By Kristina Pritchett

It’s not a rare sight to see a helicopter circling above our beaches and boats so professionals can tag sharks. In the past few weeks, local beaches have had several shark advisories placed and some have even closed.

With the recent sightings, a local expert headed to the Ocean Institute to answer the public’s questions.

On Thursday, June 15, Chris Lowe, Ph.D., professor of Marine Biology at California State Long Beach as well as the director of the university’s Shark Lab, spoke about the animals and ways they’re using technology to learn more about them.

Lowe and his students work with acoustic and satellite telemetry techniques at the Shark Lab to study the movement, behavior and physiology of sharks, rays and gamefish. Lowe discussed their use of satellite transmitters and how it changed their understanding overnight.

“They send a signal into space when the shark breaks the surface,” Lowe said.

This way, along with other trackers, they’ve been able to record shark’s migrating routes and patterns.

He discussed underwater tracking robots they’re developing that allow scientists to get into the shark’s head.

“They have video cameras on them; we can see why the sharks went left or right,” Lowe said.

Another tool they use is a Smart Tag, which he referred to as a “Fit Bit for sharks.”

“It measures every move the shark makes,” Lowe said. “It stays on the dorsal fin for about 24 hours then pops off and floats to the surface.”

One tool Lowe discussed that will help local lifeguards is a facial recognition software.

“Not only will it characterize the size of the shark, but the species,” Lowe said.

Lowe discussed when they tagged sharks in Belmont Shore those sharks were seen in Dana Point’s water, and they stayed.

“Four of the six sharks we tagged in Belmont Shore have migrated here in the last [few] weeks.

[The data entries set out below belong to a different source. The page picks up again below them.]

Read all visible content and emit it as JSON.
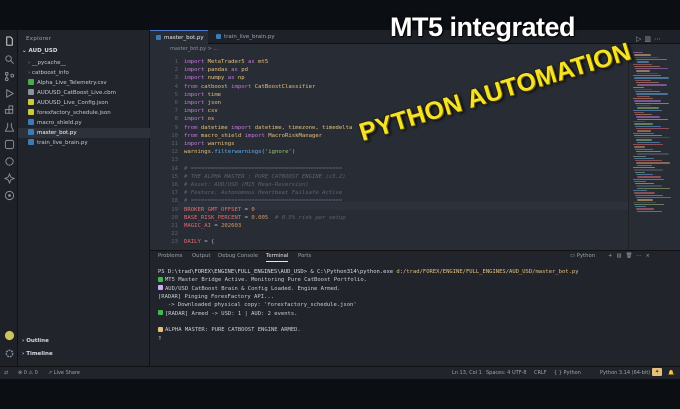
{
  "overlay": {
    "top_text": "MT5 integrated",
    "diagonal_text": "PYTHON AUTOMATION"
  },
  "colors": {
    "accent_yellow": "#f5e22a",
    "tab_accent": "#4d78cc",
    "python_icon": "#3d7ab8",
    "json_icon": "#cbcb41"
  },
  "activity_bar": {
    "icons": [
      "files-icon",
      "search-icon",
      "source-control-icon",
      "run-debug-icon",
      "extensions-icon",
      "testing-icon",
      "python-icon",
      "remote-icon",
      "copilot-icon",
      "github-icon"
    ],
    "bottom_icons": [
      "account-icon",
      "settings-icon"
    ]
  },
  "sidebar": {
    "title": "Explorer",
    "root": "AUD_USD",
    "items": [
      {
        "label": "__pycache__",
        "type": "folder"
      },
      {
        "label": "catboost_info",
        "type": "folder"
      },
      {
        "label": "Alpha_Live_Telemetry.csv",
        "type": "csv"
      },
      {
        "label": "AUDUSD_CatBoost_Live.cbm",
        "type": "file"
      },
      {
        "label": "AUDUSD_Live_Config.json",
        "type": "json"
      },
      {
        "label": "forexfactory_schedule.json",
        "type": "json"
      },
      {
        "label": "macro_shield.py",
        "type": "py"
      },
      {
        "label": "master_bot.py",
        "type": "py",
        "selected": true
      },
      {
        "label": "train_live_brain.py",
        "type": "py"
      }
    ],
    "outline": "Outline",
    "timeline": "Timeline"
  },
  "tabs": [
    {
      "label": "master_bot.py",
      "close": "×"
    },
    {
      "label": "train_live_brain.py"
    }
  ],
  "breadcrumb": "master_bot.py > ...",
  "code": [
    {
      "n": "1",
      "parts": [
        [
          "kw",
          "import "
        ],
        [
          "mod",
          "MetaTrader5 "
        ],
        [
          "kw",
          "as "
        ],
        [
          "mod",
          "mt5"
        ]
      ]
    },
    {
      "n": "2",
      "parts": [
        [
          "kw",
          "import "
        ],
        [
          "mod",
          "pandas "
        ],
        [
          "kw",
          "as "
        ],
        [
          "mod",
          "pd"
        ]
      ]
    },
    {
      "n": "3",
      "parts": [
        [
          "kw",
          "import "
        ],
        [
          "mod",
          "numpy "
        ],
        [
          "kw",
          "as "
        ],
        [
          "mod",
          "np"
        ]
      ]
    },
    {
      "n": "4",
      "parts": [
        [
          "kw",
          "from "
        ],
        [
          "mod",
          "catboost "
        ],
        [
          "kw",
          "import "
        ],
        [
          "mod",
          "CatBoostClassifier"
        ]
      ]
    },
    {
      "n": "5",
      "parts": [
        [
          "kw",
          "import "
        ],
        [
          "mod",
          "time"
        ]
      ]
    },
    {
      "n": "6",
      "parts": [
        [
          "kw",
          "import "
        ],
        [
          "mod",
          "json"
        ]
      ]
    },
    {
      "n": "7",
      "parts": [
        [
          "kw",
          "import "
        ],
        [
          "mod",
          "csv"
        ]
      ]
    },
    {
      "n": "8",
      "parts": [
        [
          "kw",
          "import "
        ],
        [
          "mod",
          "os"
        ]
      ]
    },
    {
      "n": "9",
      "parts": [
        [
          "kw",
          "from "
        ],
        [
          "mod",
          "datetime "
        ],
        [
          "kw",
          "import "
        ],
        [
          "mod",
          "datetime, timezone, timedelta"
        ]
      ]
    },
    {
      "n": "10",
      "parts": [
        [
          "kw",
          "from "
        ],
        [
          "mod",
          "macro_shield "
        ],
        [
          "kw",
          "import "
        ],
        [
          "mod",
          "MacroRiskManager"
        ]
      ]
    },
    {
      "n": "11",
      "parts": [
        [
          "kw",
          "import "
        ],
        [
          "mod",
          "warnings"
        ]
      ]
    },
    {
      "n": "12",
      "parts": [
        [
          "mod",
          "warnings"
        ],
        [
          "txt",
          "."
        ],
        [
          "fn",
          "filterwarnings"
        ],
        [
          "txt",
          "("
        ],
        [
          "str",
          "'ignore'"
        ],
        [
          "txt",
          ")"
        ]
      ]
    },
    {
      "n": "13",
      "parts": []
    },
    {
      "n": "14",
      "parts": [
        [
          "cm",
          "# ============================================="
        ]
      ]
    },
    {
      "n": "15",
      "parts": [
        [
          "cm",
          "# THE ALPHA MASTER : PURE CATBOOST ENGINE (v3.2)"
        ]
      ]
    },
    {
      "n": "16",
      "parts": [
        [
          "cm",
          "# Asset: AUD/USD (M15 Mean-Reversion)"
        ]
      ]
    },
    {
      "n": "17",
      "parts": [
        [
          "cm",
          "# Feature: Autonomous Heartbeat Failsafe Active"
        ]
      ]
    },
    {
      "n": "18",
      "parts": [
        [
          "cm",
          "# ============================================="
        ]
      ]
    },
    {
      "n": "19",
      "parts": [
        [
          "var",
          "BROKER_GMT_OFFSET "
        ],
        [
          "txt",
          "= "
        ],
        [
          "num",
          "0"
        ]
      ]
    },
    {
      "n": "20",
      "parts": [
        [
          "var",
          "BASE_RISK_PERCENT "
        ],
        [
          "txt",
          "= "
        ],
        [
          "num",
          "0.005  "
        ],
        [
          "cm",
          "# 0.5% risk per setup"
        ]
      ]
    },
    {
      "n": "21",
      "parts": [
        [
          "var",
          "MAGIC_AI "
        ],
        [
          "txt",
          "= "
        ],
        [
          "num",
          "202603"
        ]
      ]
    },
    {
      "n": "22",
      "parts": []
    },
    {
      "n": "23",
      "parts": [
        [
          "var",
          "DAILY "
        ],
        [
          "txt",
          "= {"
        ]
      ]
    }
  ],
  "panel": {
    "tabs": [
      "Problems",
      "Output",
      "Debug Console",
      "Terminal",
      "Ports"
    ],
    "active_tab": "Terminal",
    "shell": "Python",
    "lines": [
      {
        "kind": "prompt",
        "path": "PS D:\\trad\\FOREX\\ENGINE\\FULL_ENGINES\\AUD_USD> & C:\\Python314\\python.exe ",
        "cmd": "d:/trad/FOREX/ENGINE/FULL_ENGINES/AUD_USD/master_bot.py"
      },
      {
        "kind": "out",
        "icon": "#3fb950",
        "text": "MT5 Master Bridge Active. Monitoring Pure CatBoost Portfolio."
      },
      {
        "kind": "out",
        "icon": "#d2a8ff",
        "text": "AUD/USD CatBoost Brain & Config Loaded. Engine Armed."
      },
      {
        "kind": "out",
        "icon": "",
        "text": "[RADAR] Pinging ForexFactory API..."
      },
      {
        "kind": "out",
        "icon": "",
        "text": "   -> Downloaded physical copy: 'forexfactory_schedule.json'"
      },
      {
        "kind": "out",
        "icon": "#3fb950",
        "text": "[RADAR] Armed -> USD: 1 | AUD: 2 events."
      },
      {
        "kind": "blank",
        "text": ""
      },
      {
        "kind": "out",
        "icon": "#e5c07b",
        "text": "ALPHA MASTER: PURE CATBOOST ENGINE ARMED."
      },
      {
        "kind": "cursor",
        "text": "▯"
      }
    ]
  },
  "status": {
    "left": [
      "⊗ 0 ⚠ 0",
      "Live Share"
    ],
    "right": [
      "Ln 13, Col 1",
      "Spaces: 4",
      "UTF-8",
      "CRLF",
      "{ } Python",
      "Python 3.14 (64-bit)"
    ]
  }
}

None of the sharks we tagged here have migrated there,” Lowe said.

He said the sharks that have been spotted locally are the smaller ones, meaning they’re younger.

When it comes to swimming or surfing in the ocean, Lowe said people need to be smart.

“We have to have good science, it provides good education,” Lowe said. “We’ve made great strides.”

He said people should continue to use the ocean but to utilize populated beaches, especially ones with lifeguards, as well as to “pay attention to nature.”

He said it’s important that sharks are here because they keep the marine animal population “in check.”

He ended the lecture by saying most people use the ocean as their playground, but it’s the sharks’ home.

“We have to learn how to interact with them in a safe way,” Lowe said.

More than 200 people filled the room at the Ocean Institute, all eager to hear what Lowe had to say about the recent sightings.

Officials at the Institute said 10 percent of the evening’s ticket sales benefited the Shark Lab. For more information, visit

Some key notes Lowe made about the sharks include:

  • Sharks don’t have to go to the surface to breathe.
  • Sharks can survive in cold water but they don’t like it. They also don’t like when the water is too warm.
  • Each shark has unique facial features.
  • “Sharks are probably color blind.”
  • Lowe believes the smaller sharks feel safer near the beaches.
  • Lowe said chumming the waters can change the behaviors of sharks and make it dangerous for people.